BEIJING, June 26 (Xinhua) -- Indonesia is repositioning itself from a traditional commodity exporter to a supply-chain partner for global growth, with "value creation inside Indonesia" as the central thread across all areas of cooperation, Anindya Novyan Bakrie, Chairman of the Indonesian Chamber of Commerce and Industry (Kadin Indonesia) said in an exclusive interview with Xinhua.
Bakrie made the remarks on the sidelines of the Fourth China International Supply Chain Expo (CISCE), held from June 22 to June 26 in Beijing. He was leading a delegation of Indonesian business representatives to the expo.
Describing CISCE as more than a conventional trade fair, Bakrie called it a comprehensive platform spanning technology, industry, logistics, finance and market access across the entire supply chain.
"We are coming to position Indonesia as a serious supply-chain partner for global growth," Bakrie told Xinhua.
His remarks came amid growing global challenges including decoupling, protectionism and industrial fragmentation, which have triggered regional restructuring of global industrial chains and made supply-chain resilience a shared priority across emerging markets.
The relationship between China and Indonesia, Bakrie noted, is no longer marginal. Bilateral trade reached approximately 167.4 billion U.S. dollars in 2025.
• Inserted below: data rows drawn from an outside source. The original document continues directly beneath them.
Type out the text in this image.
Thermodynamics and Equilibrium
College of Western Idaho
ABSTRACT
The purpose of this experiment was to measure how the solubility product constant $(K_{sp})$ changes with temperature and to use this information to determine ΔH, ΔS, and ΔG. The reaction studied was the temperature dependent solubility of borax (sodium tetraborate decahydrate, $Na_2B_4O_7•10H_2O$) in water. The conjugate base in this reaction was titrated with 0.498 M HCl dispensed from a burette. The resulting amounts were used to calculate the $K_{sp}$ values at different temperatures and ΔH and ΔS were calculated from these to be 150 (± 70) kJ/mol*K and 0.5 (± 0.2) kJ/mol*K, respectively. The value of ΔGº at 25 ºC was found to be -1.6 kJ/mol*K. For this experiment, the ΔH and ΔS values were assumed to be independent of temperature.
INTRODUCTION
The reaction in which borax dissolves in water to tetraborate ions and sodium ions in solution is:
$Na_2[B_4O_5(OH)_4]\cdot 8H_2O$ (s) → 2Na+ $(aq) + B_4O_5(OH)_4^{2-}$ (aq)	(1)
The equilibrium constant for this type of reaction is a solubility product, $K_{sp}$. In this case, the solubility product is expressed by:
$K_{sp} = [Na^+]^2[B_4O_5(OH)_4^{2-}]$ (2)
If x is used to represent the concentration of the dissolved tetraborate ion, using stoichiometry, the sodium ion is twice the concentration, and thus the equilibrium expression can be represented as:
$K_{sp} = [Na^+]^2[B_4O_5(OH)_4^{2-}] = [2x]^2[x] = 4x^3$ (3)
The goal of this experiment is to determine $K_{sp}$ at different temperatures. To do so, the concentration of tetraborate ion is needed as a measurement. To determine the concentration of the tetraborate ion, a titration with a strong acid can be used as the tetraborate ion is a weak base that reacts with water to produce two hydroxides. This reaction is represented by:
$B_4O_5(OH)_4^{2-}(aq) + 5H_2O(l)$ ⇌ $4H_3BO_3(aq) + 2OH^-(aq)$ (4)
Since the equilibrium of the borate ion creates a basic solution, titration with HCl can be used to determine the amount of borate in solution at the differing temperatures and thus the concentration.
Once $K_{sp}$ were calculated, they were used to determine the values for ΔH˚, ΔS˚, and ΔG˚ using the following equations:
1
Indonesia's strengths, he said, span critical minerals, a vast agricultural and fisheries base, growing manufacturing capabilities and a digital economy comprising some 65.5 million micro, small and medium-sized enterprises (MSMEs).
On the demand side, Bakrie outlined practical priorities: stronger market access for Indonesian products, Chinese technology and investment to support local processing and value addition, and improved logistics, standards, certification and digital traceability.
While the Jakarta-Bandung High-Speed Railway remains a flagship symbol of Indonesia-China cooperation, Bakrie observed that the relationship today is moving "beyond single projects into broader industrial ecosystems" -- from minerals and metals to electric vehicles, digital payments, industrial parks and increasingly food and agriculture.
For the next phase of cooperation, he identified five high-potential sectors.
"The common thread is value creation inside Indonesia," he said, framing the future around co-production, technology transfer, local jobs and stronger regional supply chains.
MSMEs, Bakrie stressed, sit at the centre of this agenda. Indonesian MSMEs contribute more than 61 percent of GDP and employ approximately 119 million workers. Kadin's role, he said, is to make their connection to global markets practical through business matchmaking, export-readiness support, better standards and traceability, and full utilisation of the Regional Comprehensive Economic Partnership (RCEP).
To that end, Kadin is developing a trade AI advisor tool to help companies seize opportunities through trade agreements. "The benefits of RCEP will only become real if businesses use them," he said.
On green and digital transformation, Bakrie added that Indonesia and China can build a "truly future-oriented partnership." He noted that Indonesia's net-zero transformation represents a 3.8-trillion-U.S. dollar opportunity through 2050, "not only a climate agenda" but an industrial, investment and supply-chain opportunity. He cited the China-Indonesia QR payment linkage as proof that digital infrastructure can facilitate activity for small businesses.
For Bakrie, ASEAN-China cooperation should ultimately be seen as more than a trade relationship -- it is "a regional stability mechanism." China's hosting of CISCE, he said, signals that supply chains should be connected, not divided.
"Stronger supply chains create stronger trust, and stronger trust creates stronger regional resilience," he concluded. That, he said, is the real meaning of a win-win partnership between two major developing countries and two important voices of the Global South.